You've been very open about the death of your infant daughter. How has dealing with loss and trauma changed you as a writer, as a person and as a mother?

My daughter, Giddy, died three days before Hugo & Rose found a publisher. My entire journey as a published author has also been that of a grieving parent. People are uncomfortable with infant deaths because they fall so out of the natural order of things. Because of this there is so much unnecessary shame and silence on the part of the grieving parents. I have been stunned by how many people have reached out and said, "me too." Not just people I've just met, but people I've known for years. Grief is lonely, but it is made even more so by the silence of people who share similar grief.

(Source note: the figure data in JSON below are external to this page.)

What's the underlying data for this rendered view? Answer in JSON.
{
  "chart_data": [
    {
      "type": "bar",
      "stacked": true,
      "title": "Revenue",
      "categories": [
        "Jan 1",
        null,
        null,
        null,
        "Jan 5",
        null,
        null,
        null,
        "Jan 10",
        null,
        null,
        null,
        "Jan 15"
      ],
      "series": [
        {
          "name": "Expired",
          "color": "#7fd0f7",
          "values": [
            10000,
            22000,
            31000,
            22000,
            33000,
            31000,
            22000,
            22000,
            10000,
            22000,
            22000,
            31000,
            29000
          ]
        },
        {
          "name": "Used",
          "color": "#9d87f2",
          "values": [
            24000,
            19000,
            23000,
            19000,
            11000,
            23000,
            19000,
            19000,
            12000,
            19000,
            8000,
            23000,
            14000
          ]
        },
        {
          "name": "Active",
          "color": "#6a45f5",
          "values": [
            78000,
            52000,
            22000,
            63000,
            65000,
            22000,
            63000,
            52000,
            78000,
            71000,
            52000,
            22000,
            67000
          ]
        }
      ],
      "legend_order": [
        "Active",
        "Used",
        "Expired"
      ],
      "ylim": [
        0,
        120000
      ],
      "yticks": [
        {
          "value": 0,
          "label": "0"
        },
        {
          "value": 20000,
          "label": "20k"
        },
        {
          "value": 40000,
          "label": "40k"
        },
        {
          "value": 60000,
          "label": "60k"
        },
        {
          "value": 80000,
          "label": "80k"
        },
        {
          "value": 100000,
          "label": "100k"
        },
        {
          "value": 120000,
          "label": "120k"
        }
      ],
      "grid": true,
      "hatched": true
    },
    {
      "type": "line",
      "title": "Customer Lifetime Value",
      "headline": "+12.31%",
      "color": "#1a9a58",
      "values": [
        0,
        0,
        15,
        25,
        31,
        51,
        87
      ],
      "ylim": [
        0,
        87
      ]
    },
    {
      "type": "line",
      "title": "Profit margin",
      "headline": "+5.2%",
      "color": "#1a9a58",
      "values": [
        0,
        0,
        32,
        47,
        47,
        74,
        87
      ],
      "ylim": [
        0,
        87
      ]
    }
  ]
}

The U.S. stillbirth rate is 1/160. SIDS used to take 1.5/1000, and but today, even with all the measures that have been taken it still claims more than 2,000 babies per year. While those statistics are the most frightening to new and expecting parents, what those numbers mean to everyone is that you probably already know someone who has lost a child. It may be your mother's best friend, your post office clerk or your neighbor. If by being open about my daughter's death I can make one grieving parent feel less lonely during the worst moments of their lives then I am willing to do it. Our children's names should not be whispered.

I am getting to know this "new version" of myself following this loss. I do a lot of "this didn't used to be difficult" head-banging against the wall about my writing and parenting... but then I have put whatever I'm struggling with into context. This is me now... After.

I do sense that I care less about the things that used to obsess me before, and this in large part has to do with context. Having my lifelong dream of having a book published come true on the heels of my daughter's death was a cruel lesson in perspective. And while I think it was an important thing for me to learn, I do dearly wish there had been another way for it to be taught.

As I have been working on my next novel, I have found that I am less afraid of the dark corners, which is funny because Hugo & Rose is already a pretty dark book. But then, life has dark corners, and it behooves no one when we deny them.